Alle thema's moeten in samenhang bekeken worden. Dat betekent dat niet alles overal kan. Met het uitgangspunt slim combineren en concentreren kan de groei van inwoners en bedrijven en een gezonde leefomgeving in balans blijven. Het concentreren richt zich bijvoorbeeld op het bouwen van nieuwe woningen dichtbij stations en in steden en dorpskernen. Op die manier blijft er op andere plekken voldoende ruimte voor bewegen, groen, water en natuur.

Uitvoering
In drie regio's werkt Provincie Utrecht het beleid verder uit. De samenhang tussen de thematische ambities krijgt hier aandacht. Voor Utrecht is de regio U16 van belang. In deze uitwerking gaat het over de verstedelijkingsstrategie.
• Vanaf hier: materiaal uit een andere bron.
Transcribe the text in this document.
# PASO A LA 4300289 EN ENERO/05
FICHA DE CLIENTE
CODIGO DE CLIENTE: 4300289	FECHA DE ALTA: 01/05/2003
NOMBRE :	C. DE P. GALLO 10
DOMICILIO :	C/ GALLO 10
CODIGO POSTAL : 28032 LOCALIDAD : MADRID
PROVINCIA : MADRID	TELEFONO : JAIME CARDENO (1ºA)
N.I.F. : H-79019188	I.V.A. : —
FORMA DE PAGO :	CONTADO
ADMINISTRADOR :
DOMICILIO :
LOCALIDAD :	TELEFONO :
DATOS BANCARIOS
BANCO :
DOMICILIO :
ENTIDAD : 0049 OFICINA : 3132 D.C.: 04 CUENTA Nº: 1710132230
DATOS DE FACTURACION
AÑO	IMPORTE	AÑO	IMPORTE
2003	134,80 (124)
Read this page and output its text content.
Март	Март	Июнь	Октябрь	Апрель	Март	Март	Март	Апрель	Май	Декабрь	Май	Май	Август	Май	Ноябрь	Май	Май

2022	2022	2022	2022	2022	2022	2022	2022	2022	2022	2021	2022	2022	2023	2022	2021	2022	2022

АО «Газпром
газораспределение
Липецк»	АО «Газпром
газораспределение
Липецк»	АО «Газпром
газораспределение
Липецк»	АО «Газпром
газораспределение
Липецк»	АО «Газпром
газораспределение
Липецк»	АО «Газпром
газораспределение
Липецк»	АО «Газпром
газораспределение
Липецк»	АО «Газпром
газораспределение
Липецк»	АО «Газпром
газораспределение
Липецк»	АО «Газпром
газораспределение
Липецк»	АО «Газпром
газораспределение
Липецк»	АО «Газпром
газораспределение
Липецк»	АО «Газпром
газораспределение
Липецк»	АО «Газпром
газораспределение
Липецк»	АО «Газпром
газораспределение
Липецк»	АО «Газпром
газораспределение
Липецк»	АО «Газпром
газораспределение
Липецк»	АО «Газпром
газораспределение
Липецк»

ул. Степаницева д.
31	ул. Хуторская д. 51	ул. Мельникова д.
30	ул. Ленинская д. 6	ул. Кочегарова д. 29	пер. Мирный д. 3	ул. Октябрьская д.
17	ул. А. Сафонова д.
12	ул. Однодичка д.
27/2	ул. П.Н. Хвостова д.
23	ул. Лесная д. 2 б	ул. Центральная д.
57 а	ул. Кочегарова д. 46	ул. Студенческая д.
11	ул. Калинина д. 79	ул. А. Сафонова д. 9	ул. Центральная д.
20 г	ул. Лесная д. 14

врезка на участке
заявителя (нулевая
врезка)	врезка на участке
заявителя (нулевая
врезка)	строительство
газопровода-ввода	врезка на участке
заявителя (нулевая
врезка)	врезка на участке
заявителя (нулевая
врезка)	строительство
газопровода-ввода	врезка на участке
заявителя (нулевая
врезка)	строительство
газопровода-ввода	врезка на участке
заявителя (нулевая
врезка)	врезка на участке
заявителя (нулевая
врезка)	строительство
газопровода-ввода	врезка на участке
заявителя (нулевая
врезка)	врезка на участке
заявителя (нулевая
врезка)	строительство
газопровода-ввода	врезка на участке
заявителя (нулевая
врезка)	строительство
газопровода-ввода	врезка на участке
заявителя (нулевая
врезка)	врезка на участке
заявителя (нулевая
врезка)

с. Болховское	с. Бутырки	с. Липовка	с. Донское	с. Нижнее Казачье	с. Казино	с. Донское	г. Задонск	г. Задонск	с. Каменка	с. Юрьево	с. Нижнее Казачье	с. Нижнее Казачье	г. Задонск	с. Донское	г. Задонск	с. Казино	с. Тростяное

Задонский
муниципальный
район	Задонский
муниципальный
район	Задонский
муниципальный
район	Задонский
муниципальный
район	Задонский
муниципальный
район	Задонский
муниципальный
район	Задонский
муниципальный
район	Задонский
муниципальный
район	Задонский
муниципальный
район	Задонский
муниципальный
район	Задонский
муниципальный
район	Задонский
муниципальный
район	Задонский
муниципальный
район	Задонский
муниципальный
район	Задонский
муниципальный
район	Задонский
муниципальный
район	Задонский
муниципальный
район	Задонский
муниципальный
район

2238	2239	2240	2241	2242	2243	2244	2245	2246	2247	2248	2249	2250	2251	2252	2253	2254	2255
De verwachting is dat er tot 2040 in de regio ongeveer 99.000 tot 125.000 extra woningen nodig zijn. Na 2040 tot 2050 is er verdere ruimte voor woningbouw onder meer over ontwikkelingen langs de A12 tussen knooppunten Lunetten en Oudenrijn en het benutten van bestaande OV-knooppunten in de regio.

De buisleiding wordt aangelegd in het gebied volgens de Interim omgevingsverordening aangeduid als matig kwetsbare strategische watervoorraad. Een bestemmingsplan dat betrekking heeft op deze aanduiding moet rekening houden met de bescherming van de kwaliteit van het grondwater met het oog op de drinkwaterwinning.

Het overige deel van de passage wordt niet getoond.